The Justice of the Kingdom of God
Excerpts from teh Holy Father's Homily in Cuba, Jan. 25, 1998
By Pope John Paul II
..The ideological and economic systems succeeding one another in the last two centuries have often encouraged conflict as a method since their programs contained the seeds of opposition and disunity. This fact profoundly affected their understanding of man and of his relations with others. Some of these systems also presumed to relegate religion to the merely private sphere, stripping it of any social influence or importance. The state.should encourage a harmonious social climate and a suitable legislation which enables every person and every religious confession to live their faith freely, to express that faith in the context of public life and to count on adequate resources and opportunities to bring its spiritual, moral and civic benefits to bear on the life of the nation.
On the other hand, various places are witnessing the resurgence of a certain capitalist neo-liberalism which subordinates the human person to blind market forces and conditions the development of peoples on those forces. From its centres of power, such neo-liberalism often places unbearable burdens upon less-favoured countries. Hence, at times, unsustainable economic programs are imposed on nations as a condition for further assistance. In the international community we thus see a small number of countries growing exceedingly rich at the cost of the increasing impoverishment of a great number of other countries; as a result the wealthy grow ever wealthier, while the poor grow ever poorer.
Dear brothers and sisters: The Church is a teacher in humanity. Faced with these systems, she presents a culture of love and of life, restoring hope to humanity, hope in the transforming power of love lived in the unity willed by Christ. For this to happen, it is necessary to follow a path of reconciliation, dialogue and fraternal acceptance of one.s neighbour, of every human person.
The Church, in carrying out her mission, sets before the world a new justice, the justice of the kingdom of God (Matthew 6:33). On various occasions I have spoken on social themes.

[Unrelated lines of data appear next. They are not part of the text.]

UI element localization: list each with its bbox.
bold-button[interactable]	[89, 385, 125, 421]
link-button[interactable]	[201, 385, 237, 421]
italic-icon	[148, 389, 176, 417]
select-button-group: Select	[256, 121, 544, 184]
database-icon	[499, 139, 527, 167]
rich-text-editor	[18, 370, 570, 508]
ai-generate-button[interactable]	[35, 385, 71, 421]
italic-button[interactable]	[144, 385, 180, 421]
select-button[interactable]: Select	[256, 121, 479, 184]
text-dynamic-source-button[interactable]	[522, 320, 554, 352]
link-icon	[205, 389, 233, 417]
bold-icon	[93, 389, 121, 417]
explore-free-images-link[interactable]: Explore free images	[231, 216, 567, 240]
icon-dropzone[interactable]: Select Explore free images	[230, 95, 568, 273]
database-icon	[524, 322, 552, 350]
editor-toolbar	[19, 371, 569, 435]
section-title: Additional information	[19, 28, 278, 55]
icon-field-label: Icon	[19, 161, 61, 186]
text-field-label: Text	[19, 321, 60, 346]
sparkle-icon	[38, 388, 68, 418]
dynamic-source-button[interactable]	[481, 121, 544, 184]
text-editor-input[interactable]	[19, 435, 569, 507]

It is necessary to keep speaking on these themes as long as any injustice, however small, is present in the world; otherwise the Church would not be faithful to the mission entrusted to her by Christ.
On the threshold of the year 2000, the teachings of Jesus maintain their full force. They are valid for all of you, dear brothers and sisters. In seeking the justice of the kingdom we cannot hesitate in the face of difficulties and misunderstandings. If the Master.s call to justice, to service and to love is accepted as good news, then the heart is expanded, criteria are transformed and a culture of love and life is born.